Hi Our site is being optimized right now cause the DB/sql is messed up The developers of the site are no longer available hence had to give the DB/sql opti. and on page opti to another vendor. Now the work is almost complete but db is still suffering there are queries taking lose to 3-7 seconds the vendor is also lost as he has done all the work but not seeing performance. Also while opti db he was not able to normalize db as not possible to explain DB as no documentation What can i do need to implement something today very urgent , will sql cache help or how would I normalize ( will that help) WHAT TO DO
I don't have much experience with MySQL but I do know MS SQL pretty well. Attempting to normalize an existing database can be extremely difficult and if the database contains a lot of data and lots of tables it would take some time to sort. It sound like your developers are doing the next best thing which is to attempt to optimize the on-page queries (the queries written into the page code) being used, but that will only be partly successful if the database is a mess. The next best thing to do is to transfer all your database queries into stored procedures and make use of views where tables are being joined - I believe MySQL 5 now supports both these. Stored Procedures will give your database a big performance kick, and the use of views will simplify these stored procedures. If that doesn't improve performance then you're left with a couple of choices... 1. Take the plunge and attempt to normalize the database. Don't expect it to be easy and if your DB data is constantly changing it will take a lot of time to get it all fixed and synched. It would be best to get all the work done in the background, get all the scripts ready, then take the DB off-line for a short period for the final transfer 2. Use more powerful hardware with fast disks (that faster the better for DB's) a decent CPU, and lots of RAM, but concentrate on the disks (speed not size) if funds are tight. I'm sure there are also caching solutions that will help, but as I said, I'm not that familiar with MySQL.

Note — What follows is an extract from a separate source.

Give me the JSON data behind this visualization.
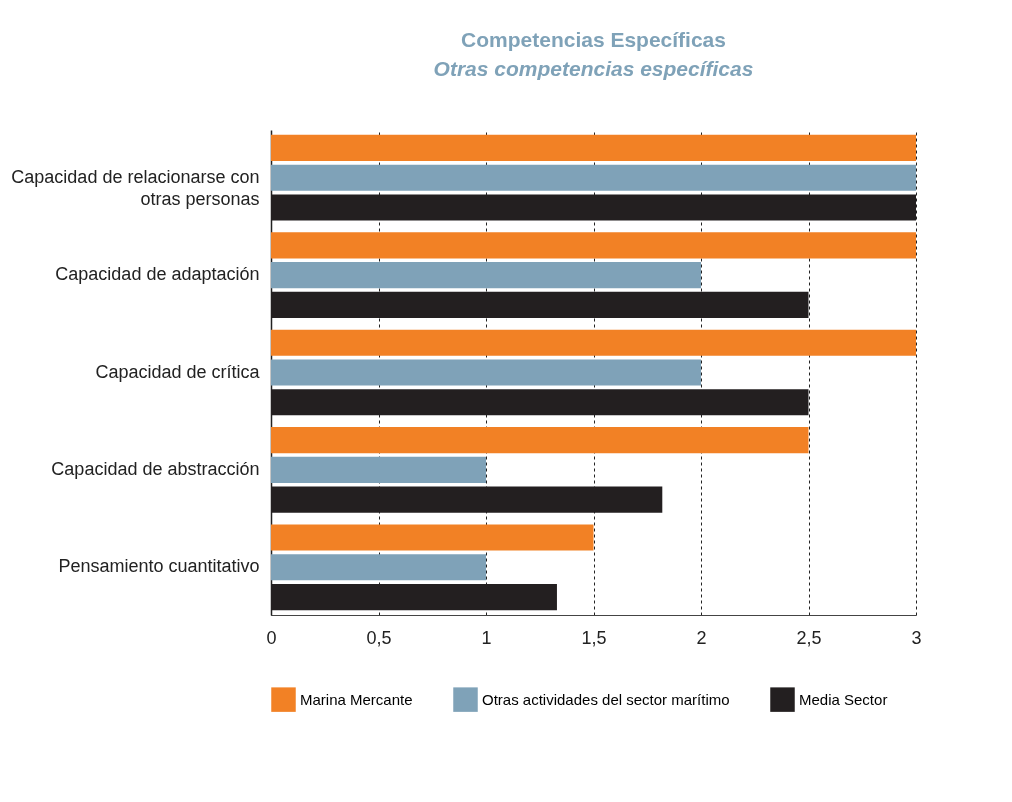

You should start off by identifying where the bottleneck is and using the EXPLAIN statement in MySQL. It will let you know what's going on. Without more information the problem could honestly be anywhere but 3-7s query is a long time. Things to consider: - Table is not indexed properly - Explain will let you know how it's accessing the data and what indexes are being used - Query is poorly designed, joins etc causing MySQL to push a lot of data to a tmp table for sorting/grouping etc. - Are you reading the data from RAM or is your database swapping to disk? Your DBA SHOULD NOT be lost as to why it's taking that long for a query, at the very least he should be able to see why even if he might not necessarily know how to fix it. www-mysqlperformanceblog-com/2006/07/24/extended-explain/.